Der Anteil opportunistischer Fondsvehikel lag dabei im Berichtsjahr 2017 mit 69 Prozent wieder weit höher als im Vorjahr mit 27 Prozent und löste damit den Core-Trend ab. Diese Entwicklung ist laut Swisslake auch der hohen geografischen Allokation nach Indien geschuldet: Indienfonds machten im vergangenen Jahr 36 Prozent der Asienallokation aus – nach 24 Prozent im Vorjahr. Das ist ein Plus von 50 Prozent. Australien hat einen Marktanteil von 20 Prozent und liegt knapp vor den pan-asiatischen Fonds mit 19 Prozent. Reine Chinafonds kommen auf einen Marktanteil von zwölf Prozent.
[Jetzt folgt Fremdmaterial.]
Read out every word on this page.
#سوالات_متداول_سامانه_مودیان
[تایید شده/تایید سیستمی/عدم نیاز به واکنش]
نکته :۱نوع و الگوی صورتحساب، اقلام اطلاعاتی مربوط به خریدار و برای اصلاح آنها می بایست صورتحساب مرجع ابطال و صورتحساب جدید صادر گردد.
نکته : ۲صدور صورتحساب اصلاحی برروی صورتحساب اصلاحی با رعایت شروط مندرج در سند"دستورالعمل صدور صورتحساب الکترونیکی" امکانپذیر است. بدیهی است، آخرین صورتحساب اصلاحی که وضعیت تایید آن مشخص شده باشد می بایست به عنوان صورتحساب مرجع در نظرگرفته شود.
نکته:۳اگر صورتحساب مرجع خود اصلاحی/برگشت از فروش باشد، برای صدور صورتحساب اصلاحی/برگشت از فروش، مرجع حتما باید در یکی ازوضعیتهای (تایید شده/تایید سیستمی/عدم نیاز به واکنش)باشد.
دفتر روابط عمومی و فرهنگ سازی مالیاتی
Value-Add-Strategien steigen in Europa auf 45 Prozent

Bei den Risiko-Rendite-Profilen lagen 2017 laut Swisslake die Value-Add-Strategien an der Spitze. In Europa stieg ihr Anteil nach 20 Prozent im Vorjahr auf 45 Prozent. Opportunistische Fonds machten hier nur noch neun Prozent aus, nach 34 Prozent im Jahr zuvor.

Auch in Nordamerika stieg der Anteil von Value-Add-Produkten: auf 56 Prozent, nach 37 Prozent im Jahr 2016. Die Fremdfinanzierungsquoten wurden über alle Risiko-Profile angehoben. Durchschnittlich stieg der Leverage bei Core-Fonds von 46 Prozent 2016 auf 53 Prozent 2017, bei Value-Add-Fonds von 57 Prozent auf 59 Prozent und bei opportunistischen Fonds von 61 Prozent auf 66 Prozent.

Fondsmanager suchen vermehrt auch nach Risikofinanzierungen

Finanzierungsfonds haben erneut zugelegt. 2017 wurden 86 Fonds mit einem Volumen von 41 Milliarden US-Dollar aufgelegt – davon alleine 53 in Nordamerika mit einem Eigenkapital von 24 Milliarden US-Dollar. Grund ist laut Swisslake unter anderem, dass Fondsmanager vermehrt auch nach Risikofinanzierungen suchen, um die gesunkenen Ankaufsrenditen mehr kompensieren zu können. Hier zeigen sich Parallelen zu den Jahren 2007 und 2008.

Insgesamt haben alle spezialisierten Asset-Klassen in der Sektor-Allokation an Marktanteilen gewonnen. Die diversifizierten Strategien liegen bei einem ungewohnt niedrigen Wert von nur 41 Prozent. In Europa und Asien sank die Allokation deutlich auf 35 Prozent beziehungsweise 17 Prozent.

Fazit: Finanzierungslevel steigt an

Als Fazit für 2017 stellt Swisslake fest, dass Fondsmanager vermehrt auf Value-Add-Strategien setzen, USA-Fonds in der Gunst der Anleger vorne liegen und das Finanzierungslevel ansteigt. Die Nachfrage nach internationalen Immobilienfonds ist in der anhaltenden Niedrigzins-Phase ungebrochen und das Angebot passt sich der Nachfrage entsprechend an.